31 037
Wijziging van de Wet educatie en beroepsonderwijs in verband met invoering van de leerlinggebonden financiering voor deelnemers in het beroepsonderwijs

B
VOORLOPIG VERSLAG VAN DE VASTE COMMISSIE VOOR ONDERWIJS, CULTUUR EN WETENSCHAPSBELEID1

Vastgesteld 8 april 2008

Het voorbereidend onderzoek van dit wetsvoorstel heeft de commissie aanleiding gegeven tot het maken van de volgende opmerkingen en het stellen van de volgende vragen.

De leden van de fracties van ChristenUnie en SGP hebben met instemming kennisgenomen van wetsvoorstel 31 037 Wijziging van de Wet educatie en beroepsonderwijs in verband met invoering van de leerlinggebonden financiering voor deelnemers in het beroepsonderwijs. Dit neemt niet weg dat deze leden de regering nog enkele vragen wensen voor te leggen.

De leden van de bovengenoemde fracties vernemen graag van de regering hoe thans concreet de relatie is tussen het onderhavige wetsvoorstel en het wetsvoorstel Wijziging van de Wet op de expertisecentra, de Wet op het primair onderwijs en de Wet op het voortgezet onderwijs in verband met de invoering van een leerlinggebonden financiering en de vorming van regionale expertisecentra (regeling leerlinggebonden financiering) (Kamerstuk 27 728) dat ook betrekking heeft op de invoering van leerlinggebonden financiering. Deze leden vragen of het laatstgenoemde wetsvoorstel ertoe leidt dat wellicht op redelijk korte termijn het onderhavige wetsvoorstel weer moet worden aangepast.

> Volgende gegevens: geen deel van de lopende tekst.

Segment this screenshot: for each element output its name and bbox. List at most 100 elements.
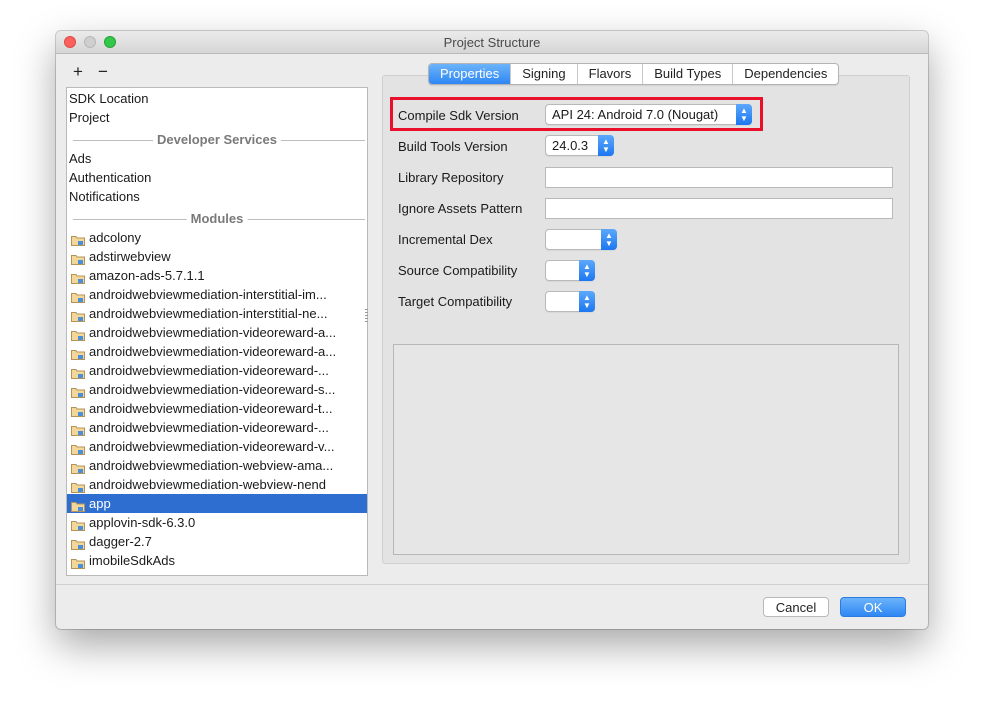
module-folder-icon: [71, 384, 85, 398]
module-item[interactable]: androidwebviewmediation-interstitial-ne.…: [67, 304, 367, 323]
module-item[interactable]: app: [67, 494, 367, 513]
compile-sdk-select[interactable]: API 24: Android 7.0 (Nougat) ▲ ▼: [545, 104, 752, 125]
module-folder-icon: [71, 555, 85, 569]
module-label: androidwebviewmediation-videoreward-t...: [89, 401, 333, 416]
module-folder-icon: [71, 289, 85, 303]
title-bar: Project Structure: [56, 31, 928, 54]
splitter-handle[interactable]: [365, 309, 368, 323]
developer-services-separator: Developer Services: [67, 130, 367, 149]
tab-signing[interactable]: Signing: [510, 64, 576, 84]
sidebar-item-sdk-location[interactable]: SDK Location: [67, 89, 367, 108]
module-item[interactable]: androidwebviewmediation-videoreward-t...: [67, 399, 367, 418]
build-tools-label: Build Tools Version: [398, 139, 508, 154]
window-title: Project Structure: [443, 35, 541, 50]
chevron-updown-icon: ▲ ▼: [579, 260, 595, 281]
build-tools-select[interactable]: 24.0.3 ▲ ▼: [545, 135, 614, 156]
module-label: androidwebviewmediation-videoreward-a...: [89, 325, 337, 340]
module-item[interactable]: applovin-sdk-6.3.0: [67, 513, 367, 532]
module-label: applovin-sdk-6.3.0: [89, 515, 196, 530]
modules-separator: Modules: [67, 209, 367, 228]
module-folder-icon: [71, 365, 85, 379]
tab-build-types[interactable]: Build Types: [642, 64, 732, 84]
project-structure-window: Project Structure + − SDK Location Proje…: [56, 31, 928, 629]
source-compatibility-label: Source Compatibility: [398, 263, 518, 278]
chevron-updown-icon: ▲ ▼: [601, 229, 617, 250]
remove-button[interactable]: −: [98, 63, 108, 80]
tab-properties[interactable]: Properties: [429, 64, 511, 84]
module-folder-icon: [71, 536, 85, 550]
library-repository-label: Library Repository: [398, 170, 504, 185]
module-label: amazon-ads-5.7.1.1: [89, 268, 205, 283]
module-label: adcolony: [89, 230, 142, 245]
module-item[interactable]: androidwebviewmediation-videoreward-s...: [67, 380, 367, 399]
module-folder-icon: [71, 479, 85, 493]
module-label: androidwebviewmediation-interstitial-ne.…: [89, 306, 328, 321]
module-folder-icon: [71, 270, 85, 284]
developer-services-header: Developer Services: [153, 130, 281, 149]
module-item[interactable]: androidwebviewmediation-videoreward-a...: [67, 342, 367, 361]
module-item[interactable]: dagger-2.7: [67, 532, 367, 551]
details-area: [393, 344, 899, 555]
modules-header: Modules: [186, 209, 248, 228]
chevron-updown-icon: ▲ ▼: [598, 135, 614, 156]
incremental-dex-select[interactable]: ▲ ▼: [545, 229, 617, 250]
target-compatibility-label: Target Compatibility: [398, 294, 513, 309]
source-compatibility-select[interactable]: ▲ ▼: [545, 260, 595, 281]
ignore-assets-pattern-label: Ignore Assets Pattern: [398, 201, 523, 216]
cancel-button[interactable]: Cancel: [763, 597, 829, 617]
module-label: androidwebviewmediation-webview-nend: [89, 477, 327, 492]
module-label: dagger-2.7: [89, 534, 152, 549]
module-label: app: [89, 496, 111, 511]
module-folder-icon: [71, 517, 85, 531]
module-label: androidwebviewmediation-videoreward-v...: [89, 439, 335, 454]
module-item[interactable]: adstirwebview: [67, 247, 367, 266]
module-item[interactable]: amazon-ads-5.7.1.1: [67, 266, 367, 285]
chevron-updown-icon: ▲ ▼: [736, 104, 752, 125]
module-folder-icon: [71, 441, 85, 455]
module-item[interactable]: androidwebviewmediation-webview-ama...: [67, 456, 367, 475]
module-label: adstirwebview: [89, 249, 171, 264]
tab-dependencies[interactable]: Dependencies: [732, 64, 838, 84]
incremental-dex-label: Incremental Dex: [398, 232, 493, 247]
module-label: androidwebviewmediation-videoreward-...: [89, 420, 329, 435]
module-item[interactable]: androidwebviewmediation-interstitial-im.…: [67, 285, 367, 304]
library-repository-input[interactable]: [545, 167, 893, 188]
module-folder-icon: [71, 251, 85, 265]
target-compatibility-select[interactable]: ▲ ▼: [545, 291, 595, 312]
ignore-assets-pattern-input[interactable]: [545, 198, 893, 219]
sidebar-item-project[interactable]: Project: [67, 108, 367, 127]
sidebar-item-ads[interactable]: Ads: [67, 149, 367, 168]
footer-divider: [56, 584, 928, 585]
build-tools-value: 24.0.3: [552, 138, 589, 153]
module-item[interactable]: androidwebviewmediation-videoreward-...: [67, 361, 367, 380]
sidebar-item-notifications[interactable]: Notifications: [67, 187, 367, 206]
module-label: androidwebviewmediation-videoreward-a...: [89, 344, 337, 359]
tab-flavors[interactable]: Flavors: [576, 64, 643, 84]
module-folder-icon: [71, 346, 85, 360]
add-button[interactable]: +: [73, 63, 83, 80]
chevron-updown-icon: ▲ ▼: [579, 291, 595, 312]
module-label: androidwebviewmediation-interstitial-im.…: [89, 287, 327, 302]
ok-button[interactable]: OK: [840, 597, 906, 617]
module-item[interactable]: androidwebviewmediation-videoreward-...: [67, 418, 367, 437]
module-folder-icon: [71, 403, 85, 417]
module-folder-icon: [71, 232, 85, 246]
sidebar-list: SDK Location Project Developer Services …: [66, 87, 368, 576]
module-folder-icon: [71, 422, 85, 436]
compile-sdk-value: API 24: Android 7.0 (Nougat): [552, 107, 719, 122]
module-item[interactable]: adcolony: [67, 228, 367, 247]
module-folder-icon: [71, 460, 85, 474]
module-label: androidwebviewmediation-videoreward-...: [89, 363, 329, 378]
module-label: imobileSdkAds: [89, 553, 175, 568]
module-item[interactable]: androidwebviewmediation-webview-nend: [67, 475, 367, 494]
module-label: androidwebviewmediation-videoreward-s...: [89, 382, 336, 397]
module-item[interactable]: androidwebviewmediation-videoreward-a...: [67, 323, 367, 342]
sidebar-item-authentication[interactable]: Authentication: [67, 168, 367, 187]
module-label: androidwebviewmediation-webview-ama...: [89, 458, 334, 473]
tab-bar: Properties Signing Flavors Build Types D…: [428, 63, 840, 85]
module-item[interactable]: androidwebviewmediation-videoreward-v...: [67, 437, 367, 456]
module-folder-icon: [71, 327, 85, 341]
compile-sdk-label: Compile Sdk Version: [398, 108, 519, 123]
module-folder-icon: [71, 308, 85, 322]
module-item[interactable]: imobileSdkAds: [67, 551, 367, 570]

Een belangrijk punt voor deze leden is de beschikbaarheid van leerlinggebonden financiering voor mbo-leerlingen die dat nodig hebben. Hierbij dient het aantal leerlingen dat leerlinggebonden financiering behoeft het uitgangspunt te zijn en niet het beschikbare budget noch een strategie waarin het aantal leerlingen met leerlinggebonden financiering zo gering mogelijk wordt gehouden. De leden nemen aan dat de regering het hiermee eens is en verzoeken de regering de Kamer aan te geven hoe de regering dit naar de betreffende scholen communiceert. Bestaat inderdaad de garantie dat elke voor leerlinggebonden financiering in aanmerking komende leerling leerlinggebonden financiering krijgt, ook bij overschrijding van het beschikbare budget? Verwacht de regering dat het aantal leerlingen dat in aanmerking komt voor leerlinggebonden financiering (nog) verder zal stijgen?

Deze leden zien de door de regering te beantwoorden vragen met belangstelling tegemoet.

De voorzitter van de commissie,

Dölle

De griffier a.i. van de commissie,

Van Oort


XNoot
1

Samenstelling:

Schuurman (CU), Holdijk (SGP), Dupuis (VVD), Dölle (CDA), voorzitter, Tan (PvdA), vice-voorzitter, Meulenbelt (SP), Ten Hoeve (OSF), Linthorst (PvdA), Biermans (VVD), Essers (CDA), Schouw (D66), Leijnse (PvdA), Thissen (GL), Slager (SP), Goyert (CDA), De Boer (CU), Asscher (VVD), Hillen (CDA), Laurier (GL), Hermans (VVD), Ten Horn (SP), Meurs (PvdA), Leunissen (CDA), Koffeman (PvdD), Kuiper (CU), Lagerwerf-Vergunst (CU), Vliegenthart (SP) en Yildirim (Fractie-Yildirim).